New Horizons: Stan Kenton Conducts the Los Angeles Neophonic Orchestra.
by Scott Dorsey

 

Tantara Productions T2CD-1120 (two CD set)

Stan Kenton was a major bandleader during the big band era, but he was more than that. He's a man who always wanted to do more with music, to make it more complex and interesting. He's a man who studied under Darius Milhaud as a youth and who brought the whole notion of 20th century classical music into the jazz world.

In 1965 he brought to the world the Los Angeles Neophonic Orchestra, probably the final development in the big band. Sharing the Los Angeles Music Center with Zubin Mehta's Los Angeles Philharmonic, it brought a lot of old hands from the Stan Kenton band as well as a lot of new faces and certainly a number of new composers.

The premiere concert of the band was recorded by some unknown engineer who deserves congratulations, and it has recently been reissued by Tantara records on CD with remastering by Gary Cobb.

Let me first of all say that the performance here is stunning. The band is incredibly tight, and they perform a wide variety of new compositions that owe as much to Stravinsky as they do to Goodman, and vice-versa.
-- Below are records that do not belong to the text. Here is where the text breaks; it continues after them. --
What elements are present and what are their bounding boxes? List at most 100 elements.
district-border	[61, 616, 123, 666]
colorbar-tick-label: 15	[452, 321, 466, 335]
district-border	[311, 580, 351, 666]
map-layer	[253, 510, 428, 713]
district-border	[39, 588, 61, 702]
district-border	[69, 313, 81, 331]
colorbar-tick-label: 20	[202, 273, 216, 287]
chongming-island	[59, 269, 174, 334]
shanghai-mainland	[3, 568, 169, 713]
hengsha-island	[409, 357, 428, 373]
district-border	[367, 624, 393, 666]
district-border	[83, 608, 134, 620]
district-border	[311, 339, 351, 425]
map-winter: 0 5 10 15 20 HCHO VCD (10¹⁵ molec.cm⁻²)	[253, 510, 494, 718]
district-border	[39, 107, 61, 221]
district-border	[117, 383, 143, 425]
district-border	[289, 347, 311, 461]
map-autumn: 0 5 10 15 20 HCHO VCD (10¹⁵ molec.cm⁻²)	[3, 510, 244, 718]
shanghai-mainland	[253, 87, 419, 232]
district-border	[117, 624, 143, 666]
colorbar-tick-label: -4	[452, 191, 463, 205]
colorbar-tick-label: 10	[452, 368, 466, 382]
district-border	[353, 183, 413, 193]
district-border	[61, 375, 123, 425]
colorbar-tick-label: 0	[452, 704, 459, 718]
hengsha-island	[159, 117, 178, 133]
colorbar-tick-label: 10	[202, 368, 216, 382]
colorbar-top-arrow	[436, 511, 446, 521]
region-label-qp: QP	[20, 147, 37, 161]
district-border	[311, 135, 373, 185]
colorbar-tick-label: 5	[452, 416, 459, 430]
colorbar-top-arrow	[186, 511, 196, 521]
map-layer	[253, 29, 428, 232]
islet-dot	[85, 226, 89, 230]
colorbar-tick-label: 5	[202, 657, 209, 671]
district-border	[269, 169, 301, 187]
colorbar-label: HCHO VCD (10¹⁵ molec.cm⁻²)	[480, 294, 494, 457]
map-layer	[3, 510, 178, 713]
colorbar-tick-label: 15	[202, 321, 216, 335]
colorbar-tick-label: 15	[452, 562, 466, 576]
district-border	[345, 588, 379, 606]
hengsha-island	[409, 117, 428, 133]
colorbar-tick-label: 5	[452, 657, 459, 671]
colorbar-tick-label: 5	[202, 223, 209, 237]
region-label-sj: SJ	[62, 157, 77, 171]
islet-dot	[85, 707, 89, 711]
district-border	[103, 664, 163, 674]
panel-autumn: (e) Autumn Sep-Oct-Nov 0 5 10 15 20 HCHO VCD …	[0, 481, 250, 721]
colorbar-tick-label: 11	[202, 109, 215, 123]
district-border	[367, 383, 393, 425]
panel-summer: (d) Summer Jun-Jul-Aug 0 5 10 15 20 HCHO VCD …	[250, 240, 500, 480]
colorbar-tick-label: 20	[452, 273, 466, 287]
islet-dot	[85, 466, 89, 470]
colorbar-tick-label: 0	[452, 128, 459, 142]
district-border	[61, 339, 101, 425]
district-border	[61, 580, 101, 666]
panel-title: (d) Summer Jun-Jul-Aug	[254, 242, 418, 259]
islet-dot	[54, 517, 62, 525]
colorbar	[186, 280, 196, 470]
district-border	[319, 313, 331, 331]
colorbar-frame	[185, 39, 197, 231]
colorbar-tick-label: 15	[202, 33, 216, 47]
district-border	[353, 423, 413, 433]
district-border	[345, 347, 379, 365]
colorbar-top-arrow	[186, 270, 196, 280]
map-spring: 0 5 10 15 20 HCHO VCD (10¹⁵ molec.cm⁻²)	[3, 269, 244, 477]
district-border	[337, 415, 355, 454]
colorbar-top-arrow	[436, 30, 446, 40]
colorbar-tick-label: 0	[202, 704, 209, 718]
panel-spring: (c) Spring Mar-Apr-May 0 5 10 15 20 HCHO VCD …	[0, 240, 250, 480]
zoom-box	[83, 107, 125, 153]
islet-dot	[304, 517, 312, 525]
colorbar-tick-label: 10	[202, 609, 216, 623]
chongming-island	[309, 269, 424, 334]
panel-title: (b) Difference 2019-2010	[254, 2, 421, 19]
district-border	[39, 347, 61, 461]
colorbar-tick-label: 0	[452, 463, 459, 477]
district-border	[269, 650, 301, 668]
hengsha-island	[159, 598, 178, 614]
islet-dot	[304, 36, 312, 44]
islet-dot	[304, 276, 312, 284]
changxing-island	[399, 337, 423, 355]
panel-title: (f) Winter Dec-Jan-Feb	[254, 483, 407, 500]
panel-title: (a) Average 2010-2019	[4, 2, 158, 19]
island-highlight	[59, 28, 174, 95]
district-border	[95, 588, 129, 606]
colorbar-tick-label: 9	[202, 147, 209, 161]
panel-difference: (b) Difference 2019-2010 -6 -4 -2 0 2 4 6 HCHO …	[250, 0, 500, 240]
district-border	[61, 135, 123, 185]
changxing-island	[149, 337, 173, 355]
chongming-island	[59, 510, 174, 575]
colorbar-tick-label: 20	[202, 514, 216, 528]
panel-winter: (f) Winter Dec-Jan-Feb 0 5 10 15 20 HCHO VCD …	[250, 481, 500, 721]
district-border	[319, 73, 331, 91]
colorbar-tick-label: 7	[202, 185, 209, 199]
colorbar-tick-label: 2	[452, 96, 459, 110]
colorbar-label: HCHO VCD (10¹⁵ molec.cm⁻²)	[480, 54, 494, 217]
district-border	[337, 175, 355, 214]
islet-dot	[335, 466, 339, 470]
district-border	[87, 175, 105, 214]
The orchestra, like the previous Kenton bands, is heavy on the brass but well balanced and with a spectacular rhythm section fronted by Shelly Manne.

To some extent the music and arrangements might seem dated, but in other ways they are still fresh and amazing. If the diminished seventh is too far out for you, this is not the band for you.

The recording is a very simple job, done with two or three widely spaced omni microphones and it has that sense of depth that is inherent with that technique. I'm not a fan of that effect, which you will hear strongly in all the Mercury Living Presence recordings. If you like the MLP issues, you will be impressed with this.

Remastering? It's inoffensive, and that's the best you can ever say about remastering work. I don't know Gary Cobb, but he did a great job of not touching anything. The dynamics are intact and undamaged; if there is any compression or limiting it's entirely inoffensive. The original master tape has some issues; there are some dropouts and there is the degree of tape hiss you expect from a fine recording made on 1960s red oxide tape. But the fact that you can hear that and do a pretty good job of judging the condition of the tape is an indication that this CD is very close to listening to the master tape. That's something I hear far too seldom.

I don't know the label, I don't know any of the folks involved in this issue but I'd sure like to meet them. This is an excellent performance of an excellent band, recorded as excellently as possible for 1965 and presented excellently. I wish more audiophile labels could do as well as this.